Ecco perché lo scambio Griner-Bout è l’ennesima vittoria di Vladimir Putin

9 Dicembre 2022

Nella scena iniziale del film “Lord of War” (2005), Nicolas Cage, vestito in modo impeccabile in uno scenario di guerra, con il terreno disseminato di migliaia di proiettili di mitragliatrice, spiega: “Ci sono 550 milioni di armi in circolazione nel mondo, una ogni 12 persone. La mia domanda è: come facciamo a convincere le altre 11 ad armarsi?”. L’intero film è la risposta: un film la cui ambientazione è chiaramente tratta dalla biografia del più grande trafficante d’armi degli ultimi 40 anni, il tagiko Viktor Bout. Un tenente colonnello sovietico, poliglotta e con esperienza di combattimento in diversi Paesi, che, quando l’URSS è implosa, è diventato miliardario contrabbandando armi dell’Armata Rossa.

È famoso per il suo infinito cinismo: per aver sacrificato non solo la vita del fratello per motivi professionali, ma anche quella dei suoi ex compagni di caserma. Un uomo chiamato “Ministro della Morte”, la cui reputazione si basa sul fatto che è in grado di consegnare qualsiasi cosa (anche una testata atomica) ovunque e in qualsiasi condizione – come dimostra la grandiosa scena del film in cui, costretto a un atterraggio di emergenza, fa sparire non solo il carico, ma anche ogni parte dell’aereo.

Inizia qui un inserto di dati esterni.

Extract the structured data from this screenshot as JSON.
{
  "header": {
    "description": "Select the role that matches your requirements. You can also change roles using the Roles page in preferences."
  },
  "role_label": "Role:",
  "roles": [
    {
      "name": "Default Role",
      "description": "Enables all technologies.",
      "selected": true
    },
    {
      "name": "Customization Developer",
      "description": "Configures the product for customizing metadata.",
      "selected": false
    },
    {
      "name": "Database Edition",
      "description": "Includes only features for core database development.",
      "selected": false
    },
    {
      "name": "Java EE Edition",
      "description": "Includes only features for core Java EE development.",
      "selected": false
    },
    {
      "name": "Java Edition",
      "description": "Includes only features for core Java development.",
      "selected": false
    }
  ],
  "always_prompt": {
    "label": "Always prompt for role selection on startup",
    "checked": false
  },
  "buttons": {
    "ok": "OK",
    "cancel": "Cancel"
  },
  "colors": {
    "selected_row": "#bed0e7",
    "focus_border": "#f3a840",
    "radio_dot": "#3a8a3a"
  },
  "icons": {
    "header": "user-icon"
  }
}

È stato arrestato dopo una lunga caccia, a Bangkok, il 6 marzo 2008, ed è stato condannato all’ergastolo dalla Corte Suprema di Washington. Una condanna all’ergastolo con la condizionale, che si è conclusa il 7 dicembre 2022, perché Putin ha scambiato il suo rilascio con quello di una giocatrice di basket americana, detenuta in Russia con un pretesto. Una scelta pragmatica del Presidente Biden, che ha bisogno di aumentare il consenso dei propri elettori sfiduciati, che non hanno idea di chi sia Viktor Bout e probabilmente se ne fregano. La giovane atleta americana non deve far altro che tornare a casa, sorridere e ringraziare il governo.

Viktor Bout è tornato in Russia, a lavorare per Putin e il suo esercito. Il suo biglietto di ritorno, ne sono certo, non è gratuito, anche perché nella sua carriera ha danneggiato anche l’imperialismo russo, perché ha venduto miliardi di dollari di materiale dei suoi arsenali che, quando la burocrazia sovietica è implosa, nessuno sapeva dove fossero – e che erano tecnologicamente superati. Per le milizie irregolari impegnate in mille guerre barbare e sanguinose in Africa, o per le bande di banditi dell’America centrale, o per le milizie dei fondamentalisti cristiani e musulmani, non fa differenza. Si tratta di persone che sparano a persone indifese, e le mitragliatrici degli anni ’70, se sottoposte a una corretta manutenzione, possono ancora uccidere.

Il compito di Bout, da domani, sarà quello di aiutare Putin a vincere la macelleria messicana inscenata in Ucraina, utilizzando la sua rete di contatti per assoldare partigiani ceceni, veterani del Califfato, miliziani serbi, ufficiali di Boko Haram – chiunque, purché sia disposto a versare più sangue possibile tra la popolazione civile ucraina. Tra l’altro, Bout è sempre stato in grado di fornire armi a chi si trovava dall’altra parte delle linee – guerriglieri in grado di commettere atti di terrorismo e di rappresaglia.

La sua uscita di prigione è una sconfitta per la pace, per l’umanità, per tutti coloro che hanno a cuore la vita della povera gente in Ucraina, per gli europei che sempre più spesso vengono offerti sull’ara sacrificale eretta dagli imperialismi contrapposti e che noi non siamo in grado, per la nostra debolezza culturale, di contrastare. Come gli struzzi, nessuno in Europa ha reagito. Come se la liberazione di una bestia come Viktor Bout fosse affare di altri.